A successful comic launch is never an accident. Marketing your comic before its design is a good way to set a foundation for greatness. It takes time and lots of effort, but seeing one’s creation hit it off before a single issue is even printed is what we all want for our own comic.
This article will outline the few things a comic creator can do to market their work before a comic has even begun entering the design process.
Before We Begin
I am focusing this article to discuss marketing efforts before a comic has been designed. I want to make very clear what I mean by that.
Basically, I mean that no art has been prepared. Not a single pencil has outlined a panel or drawn a nose (I suck at noses). No inking or coloring. The script itself may not even mention much in regards to what the panels would show.
The most you have is a rough outline of what you want the story or plot to be. You have a rough script that covers dialogue and major plot points and maybe not much else.
Basically, what you have is an idea.
This is not to say that you can’t have more ready before using any of the practices covered in this article. It does, however, give you a good idea of what little you need to start marketing your comic.
What Should I Do?
Do Your Homework
If Your New
If you’re new to the comic creating game (welcome) then you probably want to get yourself familiar with sites that discuss comic creation. A place where you can get some pointers on what you can and should do with your comic.
It can also be a place for you to try some networking. Finding co-writers or artists; be they pencilers, inkers, colorists, or digital artists.
Learn The Vocabulary
Knowing what to say when trying to explain a specific project can help in the long run when trying to get answers to question.
It can help with explaining the extent of funding necessary to complete a project or even what you’re trying to sell.
Engage In Conversation
You are an individual. You have thoughts and opinions. And as long as you can be polite and considerate you should most definitely share those thoughts and opinions with those in the comic creating community.
Express yourself, but also give reasons behind your words. If you’re going to say something like, “I don’t think trade paperbacks should be considered graphic novels” then you should share some logic to go with such a statement.
Get On Social Media
This is a tough one for a lot of people. I won’t go into too much detail since I recently talked about how to sell to comic readers using social media, but I will say this. At this point don’t just follow people who create comics. Find people who LOVE comics. People who actually spend their time, and maybe money, on buying and reading comics or just people who influence readers to buy a comic.
Get a feel for what readers are looking for. What kind of art style do they prefer? What types of stories are they looking for? What, maybe, are they thirsting for? Don’t draw any conclusions at this point. Instead, ask questions, engage in conversations and thought-provoking topics.
This will get you some recognition. Something that you will benefit from later.
Get Your Things Ready
- Your website (I’ve written more on this here).
- Social media account descriptions and post drafts (on how to properly use social media to improve sales read this article).
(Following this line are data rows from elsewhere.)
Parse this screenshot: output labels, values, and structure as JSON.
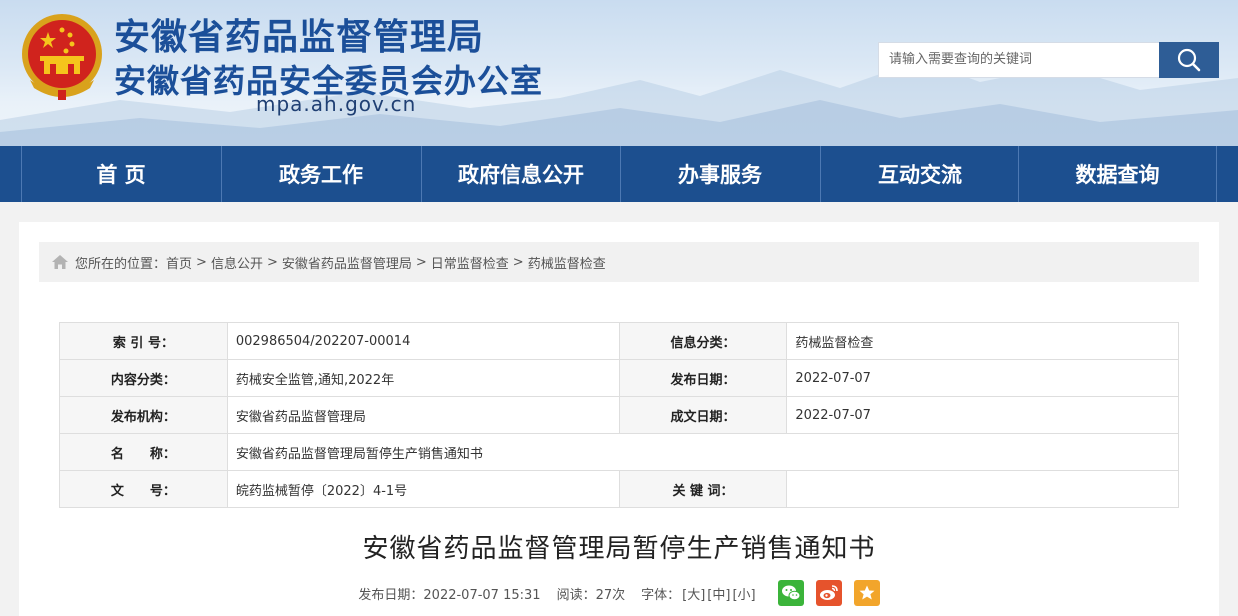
{
  "header": {
    "title_main": "安徽省药品监督管理局",
    "title_sub": "安徽省药品安全委员会办公室",
    "domain": "mpa.ah.gov.cn",
    "search_placeholder": "请输入需要查询的关键词"
  },
  "nav": {
    "items": [
      "首 页",
      "政务工作",
      "政府信息公开",
      "办事服务",
      "互动交流",
      "数据查询"
    ]
  },
  "breadcrumb": {
    "prefix": "您所在的位置：",
    "items": [
      "首页",
      "信息公开",
      "安徽省药品监督管理局",
      "日常监督检查",
      "药械监督检查"
    ],
    "separator": ">"
  },
  "meta_table": {
    "index_label": "索 引 号：",
    "index_value": "002986504/202207-00014",
    "category_label": "信息分类：",
    "category_value": "药械监督检查",
    "content_type_label": "内容分类：",
    "content_type_value": "药械安全监管,通知,2022年",
    "publish_date_label": "发布日期：",
    "publish_date_value": "2022-07-07",
    "publisher_label": "发布机构：",
    "publisher_value": "安徽省药品监督管理局",
    "created_date_label": "成文日期：",
    "created_date_value": "2022-07-07",
    "name_label": "名　　称：",
    "name_value": "安徽省药品监督管理局暂停生产销售通知书",
    "doc_no_label": "文　　号：",
    "doc_no_value": "皖药监械暂停〔2022〕4-1号",
    "keywords_label": "关 键 词：",
    "keywords_value": ""
  },
  "article": {
    "title": "安徽省药品监督管理局暂停生产销售通知书",
    "publish_time": "发布日期：2022-07-07 15:31",
    "views": "阅读：27次",
    "font_label": "字体：",
    "font_large": "[大]",
    "font_medium": "[中]",
    "font_small": "[小]"
  },
  "colors": {
    "brand_blue": "#1b4f99",
    "nav_bg": "#1c4f8f",
    "wechat": "#3bb43a",
    "weibo": "#e6532c",
    "favorite": "#f2a52b"
  },
  "icons": [
    "national-emblem-icon",
    "search-icon",
    "home-icon",
    "wechat-icon",
    "weibo-icon",
    "favorite-icon"
  ]
}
- A preliminary budget you can manage to expect for a project like yours. This is good to have if you’re thinking of using crowdfunding tools. (For funding options read this article, for available tools read this article).
By Now What Do I Have?
- You’ve found available resources that you can use to properly complete your comic.
- You’ve learned how to communicate your project to collaborators, retailers, and readers.
- You’ve engaged with potential collaborators and readers about your comic and other topics.
- You’ve gotten on social media and talked to other readers and share your thoughts and experiences.
- You’ve gotten a read on what they feel they want from comics they read and buy.
- You’ve got your things ready to get started marketing your comic. Everything from marketable materials like your website and social media accounts to a quick budget that you can use to quicken your search for funding.
You’ve shared your idea for a comic with potential collaborators and fellow creators, you’ve expressed clearly what it was you wanted to produce to both comic creating peers, retailers (maybe), and readers, you’ve made yourself recognizable to a significant crowd on social media and you’re ready to get started marketing your comic on your website and personal (or professional) social media accounts.
This is a great place to start for any promising marketing campaign.
Doing all of this, you’ve managed to give yourself and your comic a recognizable presence to a number of readers and creators. Once you manage to actively promote the production or pre-production of your comic you will most likely have a decent following of supporters willing to push your marketing efforts to more willing readers.
It’s never too early to promote your comic. Even if it doesn’t feel like you are, simply talking about an idea or basic concept can get people excited and willing to help make your dream a reality.
Take some of these suggestions and give them a try. Let me know how they worked out for you.